When planning your route, it’s good to know what the road or track quality will be like. Clicking on any section of your planned route will open up a popup, from where you can choose:
Although cycle.travel tries to find the best cyclable route between any two places, there’ll be times when you want to take a direct route that cycle.travel doesn’t permit – for example, on a path where cycling isn’t officially permitted, or on a road that hasn’t made it into the OpenStreetMap source data yet.
You can still plan a route including such a section. Put a via point on either side of the straight line section. (Don’t worry about the no doubt circuitous route it’ll choose.) Then click the first via point, and in the popup bubble, select ‘Go direct’. The route will change to take a straight line to the next via point.
You can see an elevation profile for any route you plan. Just click the elevation button on the left.
Moving your mouse over the elevation profile will show that place on the map, and vice versa. If you drag the route, you’ll see that the elevation profile is updated as you do. The total climb and descent, and the steepest gradient, are listed in the corner of the profile.
You can even click ‘3D’ to see a 3D elevation profile of the route!
There are two additional buttons on the left: one to reverse your route, one to undo the last change you made.
You can delete all the via points before or after a certain point. This is useful if you’re splitting a long route into several sections. Right-click the point (or click while pressing Command on a Mac), then choose ‘Delete before’ or ‘Delete after’.
cycle.travel can generate a colour map PDF of your journey. First save the journey, then click the ‘PDF’ button. You’ll be asked to choose a scale – City scale is the largest scale (most close-up), Local and Touring are in between, and Long-distance is the smallest scale (most zoomed out). The PDF typically takes a few seconds to generate.

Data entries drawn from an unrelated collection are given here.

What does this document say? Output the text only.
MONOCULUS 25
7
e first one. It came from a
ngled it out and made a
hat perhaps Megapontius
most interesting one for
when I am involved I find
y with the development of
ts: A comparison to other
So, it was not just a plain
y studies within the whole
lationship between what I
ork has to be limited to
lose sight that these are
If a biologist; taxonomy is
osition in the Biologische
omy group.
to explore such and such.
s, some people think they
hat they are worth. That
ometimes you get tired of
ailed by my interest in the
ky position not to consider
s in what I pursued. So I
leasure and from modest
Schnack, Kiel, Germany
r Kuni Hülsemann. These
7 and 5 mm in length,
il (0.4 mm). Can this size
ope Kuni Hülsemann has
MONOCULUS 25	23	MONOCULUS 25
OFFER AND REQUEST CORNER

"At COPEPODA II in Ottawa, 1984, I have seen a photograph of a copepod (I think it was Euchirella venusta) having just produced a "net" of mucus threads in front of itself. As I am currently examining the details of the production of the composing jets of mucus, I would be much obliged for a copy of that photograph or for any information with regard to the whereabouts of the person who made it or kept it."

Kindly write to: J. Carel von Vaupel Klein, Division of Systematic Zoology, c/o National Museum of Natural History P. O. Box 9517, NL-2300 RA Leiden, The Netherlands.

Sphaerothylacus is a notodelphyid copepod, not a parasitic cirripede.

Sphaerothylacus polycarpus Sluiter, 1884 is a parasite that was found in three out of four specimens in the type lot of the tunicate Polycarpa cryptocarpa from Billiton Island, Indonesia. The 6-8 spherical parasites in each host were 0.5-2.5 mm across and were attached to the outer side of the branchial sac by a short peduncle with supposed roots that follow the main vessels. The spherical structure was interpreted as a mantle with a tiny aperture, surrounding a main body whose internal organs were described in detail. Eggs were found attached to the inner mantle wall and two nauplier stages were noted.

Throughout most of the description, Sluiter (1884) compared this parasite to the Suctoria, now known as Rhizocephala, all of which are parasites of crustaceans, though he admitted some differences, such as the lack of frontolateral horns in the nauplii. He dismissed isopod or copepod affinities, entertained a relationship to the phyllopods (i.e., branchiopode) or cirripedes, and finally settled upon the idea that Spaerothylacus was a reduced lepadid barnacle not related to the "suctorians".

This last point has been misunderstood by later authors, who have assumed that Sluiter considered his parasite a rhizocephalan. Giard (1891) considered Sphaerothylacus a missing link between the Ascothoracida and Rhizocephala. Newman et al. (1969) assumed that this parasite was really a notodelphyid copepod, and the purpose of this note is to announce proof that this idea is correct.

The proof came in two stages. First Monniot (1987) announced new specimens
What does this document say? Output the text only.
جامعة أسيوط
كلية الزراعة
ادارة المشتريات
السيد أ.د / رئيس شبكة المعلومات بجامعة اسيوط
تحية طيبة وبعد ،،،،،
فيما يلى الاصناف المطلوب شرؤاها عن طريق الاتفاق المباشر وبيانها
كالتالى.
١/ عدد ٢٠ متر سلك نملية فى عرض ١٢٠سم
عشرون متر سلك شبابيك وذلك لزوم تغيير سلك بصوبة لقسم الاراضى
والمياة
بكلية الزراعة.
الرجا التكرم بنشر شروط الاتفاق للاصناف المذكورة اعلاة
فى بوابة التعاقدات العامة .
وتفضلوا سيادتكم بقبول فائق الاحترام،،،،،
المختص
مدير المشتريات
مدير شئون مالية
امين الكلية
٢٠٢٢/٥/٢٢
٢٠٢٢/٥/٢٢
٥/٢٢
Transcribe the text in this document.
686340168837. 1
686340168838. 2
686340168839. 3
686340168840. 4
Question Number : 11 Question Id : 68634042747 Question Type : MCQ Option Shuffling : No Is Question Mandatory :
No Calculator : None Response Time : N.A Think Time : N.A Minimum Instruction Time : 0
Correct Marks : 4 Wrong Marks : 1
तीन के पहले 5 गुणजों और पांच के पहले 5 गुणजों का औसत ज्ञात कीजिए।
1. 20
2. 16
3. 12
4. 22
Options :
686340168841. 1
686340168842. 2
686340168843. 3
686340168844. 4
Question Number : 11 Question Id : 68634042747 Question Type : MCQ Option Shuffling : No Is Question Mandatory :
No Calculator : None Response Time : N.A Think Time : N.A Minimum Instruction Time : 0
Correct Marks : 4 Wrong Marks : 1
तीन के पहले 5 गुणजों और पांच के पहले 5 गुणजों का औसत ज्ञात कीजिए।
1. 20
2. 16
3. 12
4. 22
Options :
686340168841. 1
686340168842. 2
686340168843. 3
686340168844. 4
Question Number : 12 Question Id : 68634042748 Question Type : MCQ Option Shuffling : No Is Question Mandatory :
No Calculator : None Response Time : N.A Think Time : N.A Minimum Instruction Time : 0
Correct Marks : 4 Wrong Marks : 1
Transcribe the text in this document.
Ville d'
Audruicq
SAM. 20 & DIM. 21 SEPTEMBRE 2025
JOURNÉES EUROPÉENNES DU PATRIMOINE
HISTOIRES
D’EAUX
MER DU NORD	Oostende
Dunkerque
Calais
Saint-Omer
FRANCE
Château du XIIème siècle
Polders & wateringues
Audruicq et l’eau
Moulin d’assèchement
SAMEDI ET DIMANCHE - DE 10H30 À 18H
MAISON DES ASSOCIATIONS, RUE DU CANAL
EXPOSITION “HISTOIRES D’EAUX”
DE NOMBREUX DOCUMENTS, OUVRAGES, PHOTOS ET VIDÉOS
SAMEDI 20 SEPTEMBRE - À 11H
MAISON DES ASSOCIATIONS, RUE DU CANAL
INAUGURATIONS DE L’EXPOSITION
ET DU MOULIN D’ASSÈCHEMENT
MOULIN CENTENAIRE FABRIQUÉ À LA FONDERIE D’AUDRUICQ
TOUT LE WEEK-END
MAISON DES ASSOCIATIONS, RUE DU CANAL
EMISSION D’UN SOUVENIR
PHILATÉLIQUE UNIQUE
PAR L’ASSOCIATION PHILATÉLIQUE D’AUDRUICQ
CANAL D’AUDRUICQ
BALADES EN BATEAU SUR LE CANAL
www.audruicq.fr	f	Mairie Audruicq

For each journey, detailed turn-by-turn instructions appear in the left-hand panel. You can have a compact printed form of these, called a ‘cue sheet’. Save the journey and click ‘PDF’ as above, but then choose ‘Cue-sheet (instructions only)’.
Creating an account on cycle.travel lets you customise your map preferences. Log in, go to ‘My bike’ then ‘Profile’. Here you can choose miles or kilometres, your average speed and number of miles per day, and whether clicking on the map always adds new via points.
You can also set your home country, which helps cycle.travel guess whether you mean France or Texas when you type ‘Paris’; and your home location, which is used to centre the map when you first view it.